Es gilt das gesprochene Wort.
Sehr geehrte Damen und Herren,
mein Name ist Christian Russau, ich bin Vorstandsmitglied des Dachverbands der Kritischen Aktionärinnen und Aktionäre.
Gehen wir gleich in medias res:
Im August vergangenen Jahres haben wir, unterstützt von 21 zivilgesellschaftlichen Organisationen, Ihnen einen offenen Brief geschickt, in dem wir Sie, Thyssenkrupp, dazu auffordern, Ihr Bekenntnis zu Menschenrechten in Ihrer Lieferkette und Abnehmerkette endlich ernst zu nehmen: Es geht dabei um die eminent drohende Gefahr, die von einem Mann wie dem brasilianischen Präsidenten Jair Bolsonaro ausgeht, der den Bergbau in Indigenen Territorien in Brasilien freigeben möchte. Dies würde die großflächige Zerstörung der letzten intakten Waldgebiete Amazoniens bedeuten, dies würde die Verseuchung von Grundwasser und die Flüsse mit Abraum, Quecksilber und Schwermetallen bedeuten, Wasser, dass den Indigenen Völkern vor Ort Lebensgrundlage, da es ihre einzige Trinkwasserquelle ist. Wir haben Sie im August unmißverständlich aufgefordert, sich explizit und öffentlich zu erklären, zu sagen, dass Sie bei Thyssenkrupp kein Equipment für Bergbauaktivitäten an die künftig dort tätigen Firmen verkaufen werden.
Diese Aufforderung ist, nach Ansicht von uns NGOs, eigentlich nur eine Minimalforderung, denn jegliche wie auch immer geartete Beteiligung an künftigem Bergbau in indigenen Territorien in Brasilien, wie sie einem Autokraten und Indigenen-Hasser wie Bosonaro vorschwebt, ist abscheulich, ist ein Menschenrechtsverbrechen, bedeutet den Ökozid und kulturellen Ethnozid der dort lebenden indigenen Bevölkerung.
Nun, Ihre Antwort war… wie soll ich es sagen?
Peinlich.
Eines Unternehmens Ihres Kalibers unwürdig.

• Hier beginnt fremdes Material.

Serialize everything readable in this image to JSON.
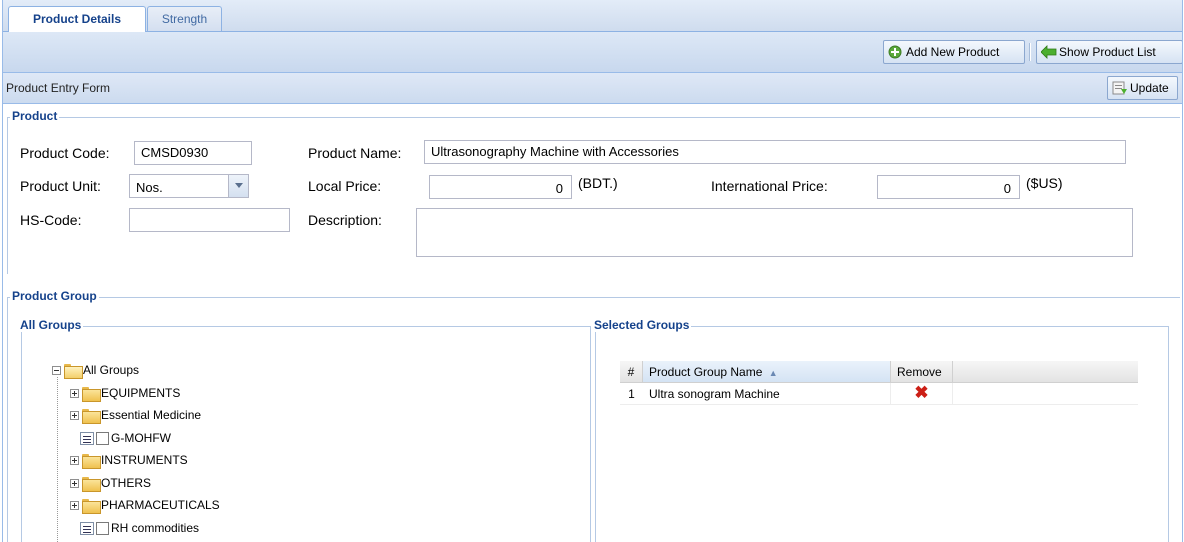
{
  "tabs": [
    {
      "label": "Product Details",
      "active": true
    },
    {
      "label": "Strength",
      "active": false
    }
  ],
  "toolbar": {
    "add_label": "Add New Product",
    "list_label": "Show Product List"
  },
  "form": {
    "title": "Product Entry Form",
    "update_label": "Update"
  },
  "product": {
    "legend": "Product",
    "code_label": "Product Code:",
    "code_value": "CMSD0930",
    "name_label": "Product Name:",
    "name_value": "Ultrasonography Machine with Accessories",
    "unit_label": "Product Unit:",
    "unit_value": "Nos.",
    "local_price_label": "Local Price:",
    "local_price_value": "0",
    "local_unit": "(BDT.)",
    "intl_price_label": "International Price:",
    "intl_price_value": "0",
    "intl_unit": "($US)",
    "hs_label": "HS-Code:",
    "hs_value": "",
    "desc_label": "Description:",
    "desc_value": ""
  },
  "group": {
    "legend": "Product Group",
    "all_legend": "All Groups",
    "selected_legend": "Selected Groups",
    "tree": {
      "root": "All Groups",
      "children": [
        {
          "label": "EQUIPMENTS",
          "type": "folder"
        },
        {
          "label": "Essential Medicine",
          "type": "folder"
        },
        {
          "label": "G-MOHFW",
          "type": "leaf"
        },
        {
          "label": "INSTRUMENTS",
          "type": "folder"
        },
        {
          "label": "OTHERS",
          "type": "folder"
        },
        {
          "label": "PHARMACEUTICALS",
          "type": "folder"
        },
        {
          "label": "RH commodities",
          "type": "leaf"
        }
      ]
    },
    "grid": {
      "col_num": "#",
      "col_name": "Product Group Name",
      "col_remove": "Remove",
      "rows": [
        {
          "num": "1",
          "name": "Ultra sonogram Machine"
        }
      ]
    }
  },
  "colors": {
    "header_blue": "#15428b",
    "border_blue": "#99bbe8",
    "remove_red": "#cc1f16"
  }
}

Ein einziges Blabla über wie wichtig doch für Thyssenkrupp die Menschenrechte seien. Ihre schwulstig-peinliche Antwort triefte nur so von leeren Worthülsen wie „Nachhaltigkeit“ und „verantwortliches Wirtschaften“, „Klima- und Umweltschutz“ sowie „Achtung der Menschenrechte“.
Dabei war unsere Aufforderung doch ganz einfach und unmißverständlich: Erklären Sie öffentlich Ihr „Nein!“ zu Equipmentlieferungen für künftigen Bergbau in indigenen Territorien in Brasilien. Ist das so schwer?
Schon merkwürdig, denn Siemens tat sich da viel leichter. Siemens erklärte über twitter: „Wir haben aktuell & planen auch künftig keine Geschäftsaktivitäten in indigenen Gebieten, in denen die brasilianische Regierung plant, Bergbauaktivitäten zu erlauben.“
Tja, werte Damen & Herren von Thyssenkrupp. Wäre das so schwer gewesen? Was Siemens kann, kann Thyssenkrupp noch lange nicht? Wollen Sie so in die Geschichte eingehen?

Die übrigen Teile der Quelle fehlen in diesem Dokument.